Lantern's offering, available on web and iOS, includes 40 short sessions that users can complete at their own pace, exercises that teach users about cognitive behavioral therapy (CBT), techniques that help users build healthy habits, and one-on-one messaging with a coach, who has a graduate level degree and is trained in CBT.

Lantern sells the program for a flat fee of $150 per active enrollment to payers and employers, but it is also available direct-to-consumer for $49 per month.

Foung explained that some of the ways payers can offer Lantern to members include recommending it if a member indicates high stress or anxiety in a health risk assessment, or as an additional benefit available in a member portal.

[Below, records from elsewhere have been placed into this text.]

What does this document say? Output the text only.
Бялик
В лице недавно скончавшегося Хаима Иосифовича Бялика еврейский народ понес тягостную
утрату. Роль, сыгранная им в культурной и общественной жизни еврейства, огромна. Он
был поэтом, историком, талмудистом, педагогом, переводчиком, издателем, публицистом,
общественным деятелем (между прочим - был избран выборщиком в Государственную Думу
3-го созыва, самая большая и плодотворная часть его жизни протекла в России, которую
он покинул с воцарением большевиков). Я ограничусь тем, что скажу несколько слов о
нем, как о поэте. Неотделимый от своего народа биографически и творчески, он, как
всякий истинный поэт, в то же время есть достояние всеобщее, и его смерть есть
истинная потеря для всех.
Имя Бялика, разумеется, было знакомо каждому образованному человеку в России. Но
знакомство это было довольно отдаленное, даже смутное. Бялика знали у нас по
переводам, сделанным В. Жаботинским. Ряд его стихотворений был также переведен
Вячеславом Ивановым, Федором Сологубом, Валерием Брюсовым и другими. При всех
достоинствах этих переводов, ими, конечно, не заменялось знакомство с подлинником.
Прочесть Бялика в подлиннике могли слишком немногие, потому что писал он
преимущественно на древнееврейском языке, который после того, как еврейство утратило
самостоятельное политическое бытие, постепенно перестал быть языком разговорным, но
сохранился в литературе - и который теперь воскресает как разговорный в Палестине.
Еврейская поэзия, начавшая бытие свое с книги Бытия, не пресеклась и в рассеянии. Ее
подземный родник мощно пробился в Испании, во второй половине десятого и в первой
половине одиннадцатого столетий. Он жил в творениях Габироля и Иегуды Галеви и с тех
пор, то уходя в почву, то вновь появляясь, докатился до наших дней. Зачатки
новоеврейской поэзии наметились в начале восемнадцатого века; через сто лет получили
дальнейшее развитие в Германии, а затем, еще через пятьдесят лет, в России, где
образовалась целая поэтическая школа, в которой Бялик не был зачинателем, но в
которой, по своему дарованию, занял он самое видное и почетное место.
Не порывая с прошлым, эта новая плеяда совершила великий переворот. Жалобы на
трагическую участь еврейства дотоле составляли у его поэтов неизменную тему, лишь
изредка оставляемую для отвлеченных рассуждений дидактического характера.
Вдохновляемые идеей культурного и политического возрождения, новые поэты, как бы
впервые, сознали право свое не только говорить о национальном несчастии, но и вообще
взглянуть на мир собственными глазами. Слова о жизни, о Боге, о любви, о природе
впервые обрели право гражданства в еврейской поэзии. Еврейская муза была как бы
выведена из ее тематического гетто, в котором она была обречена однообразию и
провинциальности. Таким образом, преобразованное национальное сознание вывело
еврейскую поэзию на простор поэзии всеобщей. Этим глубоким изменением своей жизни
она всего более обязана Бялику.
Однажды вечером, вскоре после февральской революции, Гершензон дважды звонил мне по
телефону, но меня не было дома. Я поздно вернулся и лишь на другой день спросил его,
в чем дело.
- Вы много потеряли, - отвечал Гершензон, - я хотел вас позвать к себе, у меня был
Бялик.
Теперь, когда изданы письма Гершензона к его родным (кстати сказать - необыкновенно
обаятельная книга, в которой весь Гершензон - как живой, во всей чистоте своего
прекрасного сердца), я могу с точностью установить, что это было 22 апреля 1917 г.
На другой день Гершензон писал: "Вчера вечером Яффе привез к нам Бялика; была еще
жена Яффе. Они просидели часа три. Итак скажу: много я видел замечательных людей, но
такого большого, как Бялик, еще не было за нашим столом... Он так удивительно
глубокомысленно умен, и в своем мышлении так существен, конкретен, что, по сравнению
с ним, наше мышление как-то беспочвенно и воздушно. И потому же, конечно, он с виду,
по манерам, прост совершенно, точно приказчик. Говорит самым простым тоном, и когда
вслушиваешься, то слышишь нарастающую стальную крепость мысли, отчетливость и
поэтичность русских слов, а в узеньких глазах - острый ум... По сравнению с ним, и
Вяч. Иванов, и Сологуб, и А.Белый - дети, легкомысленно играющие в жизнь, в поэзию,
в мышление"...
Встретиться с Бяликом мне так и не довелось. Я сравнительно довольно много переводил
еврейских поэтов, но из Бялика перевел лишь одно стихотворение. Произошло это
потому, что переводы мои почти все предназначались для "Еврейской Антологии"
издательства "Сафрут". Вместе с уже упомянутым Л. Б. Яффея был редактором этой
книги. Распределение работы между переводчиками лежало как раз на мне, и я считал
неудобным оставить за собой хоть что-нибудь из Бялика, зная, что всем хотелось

"Insurers are interested in CBT because with conditions like cardiac rehabilitation and cancer, between 20 to 40 percent of the people going through these chronic conditions also have anxiety, so the comorbidity is very large with mental health for these chronic conditions," Foung said. "And it's also pretty established that for individuals who have comorbid anxiety with cancer or oncological disease -- the cost of care in health services that the nurse provides those individuals is double, so $3,000 or $4,000 more a year."

Right now, Lantern's program is split 50-50 between its enterprise and consumer customers, but the company expects in the next few months for that to change as they launch large employer deals. The company is also in the second year of a four-year study, funded by a $4 million federally-funded mental health grant, that involves 40 colleges across the country including University of California Berkeley, Harvard, University of Chicago, and Stanford. Students can enroll in the study to use Lantern through their mental health or counseling center.

To date, Lantern has raised $3.8 million. A majority of this funding, $3.2 million, was raised as part of seed round in May 2014, led by Mayfield Fund and SoftTech VC.